Tak, tak, tak.'... fallen Schüsse — immer an derselben Stelle rechts unter den Bergen. Sogar in dieser Dunkelheit kann man die dichte Schwärze des aufgesperrten Gebirgsrachens unterscheiden. Jetzt — ein Maschinengewehr, sich übersprudelnd: Ta-ta-ta-ta!... und nach einer Weile, wie um das nicht zu Ende Gesagte zu vervollständigen: Ta-ta...Ta!

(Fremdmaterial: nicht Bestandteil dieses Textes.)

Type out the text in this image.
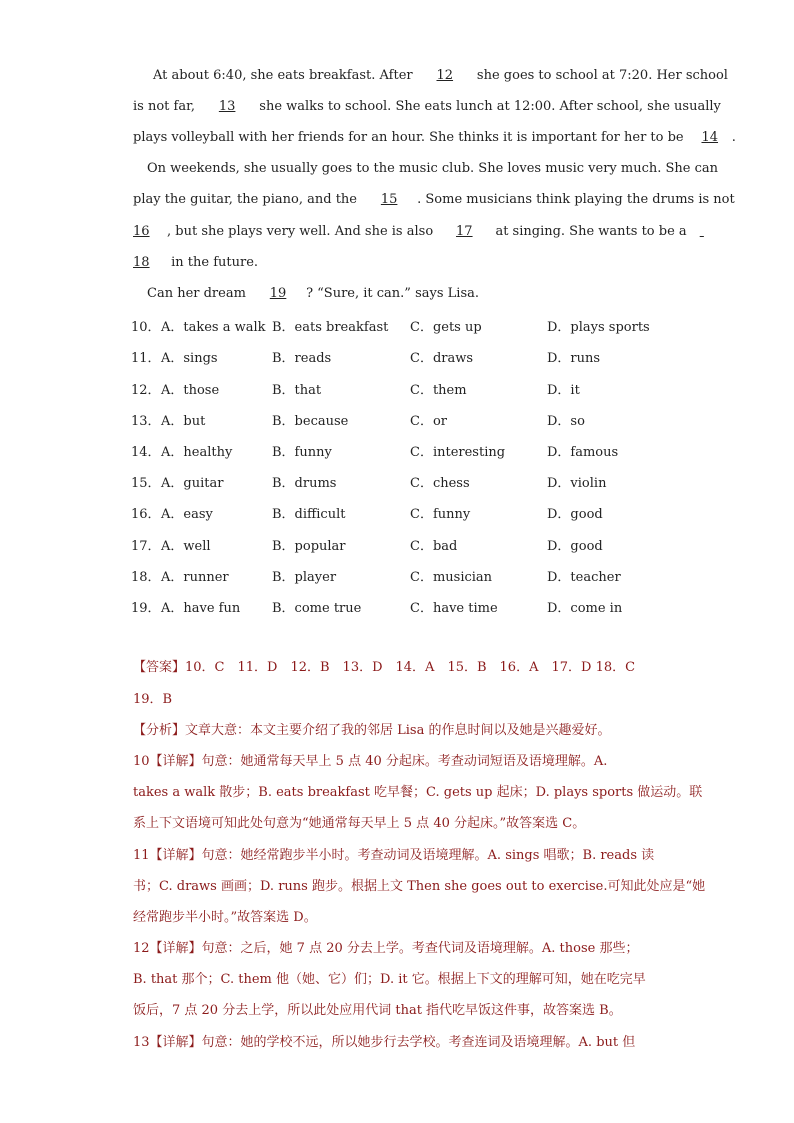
At about 6:40, she eats breakfast. After 12 she goes to school at 7:20. Her school
is not far, 13 she walks to school. She eats lunch at 12:00. After school, she usually
plays volleyball with her friends for an hour. She thinks it is important for her to be 14 .
On weekends, she usually goes to the music club. She loves music very much. She can
play the guitar, the piano, and the 15 . Some musicians think playing the drums is not
16 , but she plays very well. And she is also 17 at singing. She wants to be a
18 in the future.
Can her dream 19 ? “Sure, it can.” says Lisa.
10． A．takes a walk B．eats breakfast C．gets up	D．plays sports
11． A．sings	B．reads	C．draws	D．runs
12． A．those	B．that	C．them	D．it
13． A．but	B．because	C．or	D．so
14． A．healthy	B．funny	C．interesting	D．famous
15． A．guitar	B．drums	C．chess	D．violin
16． A．easy	B．difficult	C．funny	D．good
17． A．well	B．popular	C．bad	D．good
18． A．runner	B．player	C．musician	D．teacher
19． A．have fun B．come true	C．have time	D．come in
【答案】10．C　11．D　12．B　13．D　14．A　15．B　16．A　17．D 18．C
19．B
【分析】文章大意：本文主要介绍了我的邻居 Lisa 的作息时间以及她是兴趣爱好。
10【详解】句意：她通常每天早上 5 点 40 分起床。考查动词短语及语境理解。A.
takes a walk 散步；B. eats breakfast 吃早餐；C. gets up 起床；D. plays sports 做运动。联
系上下文语境可知此处句意为“她通常每天早上 5 点 40 分起床。”故答案选 C。
11【详解】句意：她经常跑步半小时。考查动词及语境理解。A. sings 唱歌；B. reads 读
书；C. draws 画画；D. runs 跑步。根据上文 Then she goes out to exercise.可知此处应是“她
经常跑步半小时。”故答案选 D。
12【详解】句意：之后，她 7 点 20 分去上学。考查代词及语境理解。A. those 那些；
B. that 那个；C. them 他（她、它）们；D. it 它。根据上下文的理解可知，她在吃完早
饭后，7 点 20 分去上学，所以此处应用代词 that 指代吃早饭这件事，故答案选 B。
13【详解】句意：她的学校不远，所以她步行去学校。考查连词及语境理解。A. but 但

Dunkel erhebt sich ein Kopf, noch einer. Jemand setzt sich
aufrecht Einer springt hastig auf und beginnt, nach seinem Gewehr, das in der Pyramide steht, zu tasten... kann es
nicht finden.
»He, Grizko, hörst du!... So hör doch!«
»Lass mich in Ruh'!«
»So hör doch — Kosaken!...«
»Lass mich... sonst... du kriegst eine in die Zähne, bei Gott, kriegst eine.«
Jener schüttelte den Kopf, rieb sich das Kreuz, trat dann zu dem auf der Erde ausgebreiteten Mantel, legte sich nieder, bewegte die Schultern, um sich besser zurechtzulegen
... Ta-ta-ta...
... Tak! Tak! Tak!
Fein wie Stecknadeln zucken Flämmchen aus dem aufgesperrten Rachen des Gebirges.
»Die verfluchten Hunde! Keinen Augenblick hat man Ruhe... Kaum sind wir hergekommen, müde, da bellen sie schon wie die Hunde; Krämpfe sollen sie kriegen, die Verfluchten! Gut, schlag dich, wie du magst — hau zu, beiß mit den Zähnen, aber wenn die Leute schlafen, rühr sie nicht an — alles egal, es hat ja doch keinen Zweck. Verschießen bloß die Patronen und nehmen den Menschen die Ruhe...«
Eine Sekunde später mischt sich in das gleichmäßige Kauen der Pferde noch das Atmen eines müden Menschen.